Our Dancing Daughters

The film that launched Joan Crawford's career, Our Dancing Daughters was all the rage in 1928, and was one of the finest of the Jazz Age films. Crawford plays a swinging deb, “Dangerous” Diana, who drinks, dances and even strips for a laugh. She falls in love with a millionaire's son (Johnny Mack Brown), but he marries instead a secret-drinking blonde (Anita Page), with disastrous results. The film is famous for its frenzied dancing scenes, Crawford, the Charleston and champagne making an unforgettable trio; and it all takes place in lavishly upholstered mansions that epitomized the fantasy-reality of MGM set-designer Cedric Gibbons.

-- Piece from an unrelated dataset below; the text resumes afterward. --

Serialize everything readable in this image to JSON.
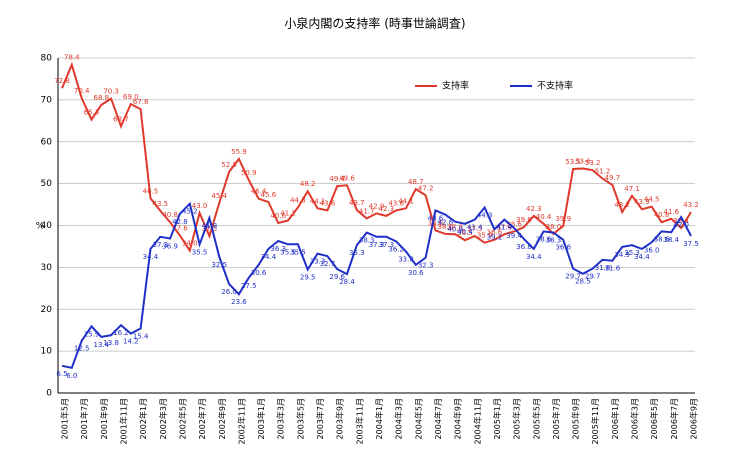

Women crowded the theaters to see how their changing roles were reflected in Our Dancing Daughters; not surprisingly, however, the film is less an orgy of liberation than a dramatic encapsulation of the ambiguities of the era. While Anita Page drinks herself to death, a true, virtuous self emerges from underneath the wild exterior of “Dangerous” Diana. But the urgency that produced the short hair and shorter skirts isn't erased by twists of plot, and Our Dancing Daughters remains a splendid self-portrait of late-twenties high life, with its explosive brew of money, alcohol and a mythical quest for freedom.